敢えて単純化すればこんなことだろうか。市民団体側は、「平和式典は核廃絶につながるものでなければならない。にもかかわらず、式典主催者は、遺族の慰霊のみを目的とする式典にしようとしているのではないか。式典周辺での拡声器使用自粛要請はその表れにみえる」
これに対して市は、飽くまで「原爆死没者の慰霊」と「世界恒久平和の実現の祈念」の両者を式典の理念とするもので、決して「慰霊」だけを目的としているものではないという。

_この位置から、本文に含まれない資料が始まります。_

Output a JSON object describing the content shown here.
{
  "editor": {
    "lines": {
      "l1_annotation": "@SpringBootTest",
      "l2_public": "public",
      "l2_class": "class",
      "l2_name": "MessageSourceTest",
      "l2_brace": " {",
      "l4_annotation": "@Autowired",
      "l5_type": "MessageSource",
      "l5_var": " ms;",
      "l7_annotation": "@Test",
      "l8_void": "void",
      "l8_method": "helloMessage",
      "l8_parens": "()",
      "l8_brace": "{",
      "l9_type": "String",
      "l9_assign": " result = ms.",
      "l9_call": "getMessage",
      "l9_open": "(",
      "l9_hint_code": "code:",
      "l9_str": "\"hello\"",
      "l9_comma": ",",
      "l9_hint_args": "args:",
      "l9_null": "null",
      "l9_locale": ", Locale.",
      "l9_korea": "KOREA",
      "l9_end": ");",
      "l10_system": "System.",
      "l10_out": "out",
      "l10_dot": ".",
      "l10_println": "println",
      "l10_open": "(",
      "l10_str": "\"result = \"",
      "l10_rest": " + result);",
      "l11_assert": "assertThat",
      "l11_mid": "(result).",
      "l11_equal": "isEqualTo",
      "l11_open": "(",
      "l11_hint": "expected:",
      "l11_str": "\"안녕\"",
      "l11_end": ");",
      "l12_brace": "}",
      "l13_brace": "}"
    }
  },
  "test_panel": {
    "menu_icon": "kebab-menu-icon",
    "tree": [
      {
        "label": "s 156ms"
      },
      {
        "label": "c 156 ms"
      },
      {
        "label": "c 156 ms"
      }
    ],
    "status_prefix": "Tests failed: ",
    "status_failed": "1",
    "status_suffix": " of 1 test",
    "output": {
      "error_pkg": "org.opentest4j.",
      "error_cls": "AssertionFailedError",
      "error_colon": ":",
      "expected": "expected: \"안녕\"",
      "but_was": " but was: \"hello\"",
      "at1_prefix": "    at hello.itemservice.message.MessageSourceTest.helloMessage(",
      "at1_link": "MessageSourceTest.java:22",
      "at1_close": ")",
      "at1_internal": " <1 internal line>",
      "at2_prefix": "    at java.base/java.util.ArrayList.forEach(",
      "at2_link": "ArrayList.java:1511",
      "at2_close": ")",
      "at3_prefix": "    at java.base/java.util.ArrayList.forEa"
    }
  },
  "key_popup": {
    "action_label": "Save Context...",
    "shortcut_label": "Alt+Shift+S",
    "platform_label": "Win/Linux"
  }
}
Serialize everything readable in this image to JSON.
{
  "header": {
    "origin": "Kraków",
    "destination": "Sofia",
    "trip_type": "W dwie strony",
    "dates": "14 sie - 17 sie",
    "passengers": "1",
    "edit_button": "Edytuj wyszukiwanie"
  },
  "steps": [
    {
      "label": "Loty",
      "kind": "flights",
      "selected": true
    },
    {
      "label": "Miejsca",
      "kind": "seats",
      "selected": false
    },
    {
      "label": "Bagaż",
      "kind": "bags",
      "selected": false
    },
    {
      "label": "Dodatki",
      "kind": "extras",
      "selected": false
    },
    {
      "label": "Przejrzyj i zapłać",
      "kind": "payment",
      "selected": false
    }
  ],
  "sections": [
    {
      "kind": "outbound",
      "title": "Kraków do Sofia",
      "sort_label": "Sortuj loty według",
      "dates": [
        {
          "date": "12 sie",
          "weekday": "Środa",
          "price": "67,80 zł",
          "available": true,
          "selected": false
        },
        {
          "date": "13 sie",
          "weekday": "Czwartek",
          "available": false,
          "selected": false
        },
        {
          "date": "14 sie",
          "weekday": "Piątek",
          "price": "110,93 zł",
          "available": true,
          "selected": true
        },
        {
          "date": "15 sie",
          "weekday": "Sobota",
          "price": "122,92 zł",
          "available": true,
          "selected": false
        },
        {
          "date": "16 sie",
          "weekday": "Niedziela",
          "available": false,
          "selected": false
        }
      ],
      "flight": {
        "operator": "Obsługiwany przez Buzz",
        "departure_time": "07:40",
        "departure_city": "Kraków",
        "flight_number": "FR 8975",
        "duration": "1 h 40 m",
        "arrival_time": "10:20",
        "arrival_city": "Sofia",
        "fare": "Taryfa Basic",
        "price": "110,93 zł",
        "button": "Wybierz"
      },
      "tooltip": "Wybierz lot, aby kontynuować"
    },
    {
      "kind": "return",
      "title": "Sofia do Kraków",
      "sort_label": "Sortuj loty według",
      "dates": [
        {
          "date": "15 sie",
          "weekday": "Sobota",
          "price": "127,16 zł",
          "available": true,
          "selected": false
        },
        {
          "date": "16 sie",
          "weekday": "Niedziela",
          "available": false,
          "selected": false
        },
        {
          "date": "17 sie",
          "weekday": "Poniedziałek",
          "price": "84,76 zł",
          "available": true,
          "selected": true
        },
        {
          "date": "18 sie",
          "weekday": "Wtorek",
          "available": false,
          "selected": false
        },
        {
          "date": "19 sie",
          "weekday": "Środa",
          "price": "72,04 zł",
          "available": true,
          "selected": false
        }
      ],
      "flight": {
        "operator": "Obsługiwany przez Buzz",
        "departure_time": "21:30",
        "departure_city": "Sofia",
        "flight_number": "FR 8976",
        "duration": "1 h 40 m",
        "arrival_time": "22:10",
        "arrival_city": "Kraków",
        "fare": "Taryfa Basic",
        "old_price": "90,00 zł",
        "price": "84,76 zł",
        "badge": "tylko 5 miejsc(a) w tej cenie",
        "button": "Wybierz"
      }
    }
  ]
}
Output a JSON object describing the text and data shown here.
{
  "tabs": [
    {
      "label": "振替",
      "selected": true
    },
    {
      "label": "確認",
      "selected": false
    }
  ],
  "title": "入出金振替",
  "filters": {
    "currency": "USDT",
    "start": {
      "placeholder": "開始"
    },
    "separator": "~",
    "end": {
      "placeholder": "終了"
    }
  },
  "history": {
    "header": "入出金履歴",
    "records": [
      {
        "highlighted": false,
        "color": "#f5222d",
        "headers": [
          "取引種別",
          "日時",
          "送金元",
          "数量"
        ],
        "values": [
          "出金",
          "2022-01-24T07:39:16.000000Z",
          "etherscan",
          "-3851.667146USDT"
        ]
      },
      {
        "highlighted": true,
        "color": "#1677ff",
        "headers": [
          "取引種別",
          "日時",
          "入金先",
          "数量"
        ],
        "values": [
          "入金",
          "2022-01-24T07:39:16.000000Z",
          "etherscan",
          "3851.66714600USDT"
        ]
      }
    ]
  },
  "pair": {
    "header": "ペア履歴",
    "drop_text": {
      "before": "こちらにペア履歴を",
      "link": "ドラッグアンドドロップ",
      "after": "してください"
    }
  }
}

拡声器の音量については妥協が成立して、平穏に本日の平和式典は進行したようだが、核廃絶のための喫緊の課題は、2017年に国連で採択されたが未発効の「核兵器禁止条約」について締約国を増やすこと、まずは日本政府が「締約国」となるべきことである。そして、もう一つ。黒い雨訴訟の一審判決への控訴期限が迫っている。被爆者救済の切実な具体的問題が眼前にある。
松井一実市長は、平和宣言の中でこの点について次のとおり訴えた。訴える先は、目の前にいるアベ晋三である。
これからの広島は、世界中の人々が核兵器廃絶と世界恒久平和の実現に向けて「連帯」することを市民社会の総意にしていく責務があると考えます。
国連に目を向けてみると、50年前に制定されたNPT(核兵器不拡散条約)と、3年前に成立した核兵器禁止条約は、ともに核兵器廃絶に不可欠な条約であり、次世代に確実に「継続」すべき枠組みであるにもかかわらず、その動向が不透明となっています。世界の指導者は、今こそ、この枠組みを有効に機能させるための決意を固めるべきではないでしょうか。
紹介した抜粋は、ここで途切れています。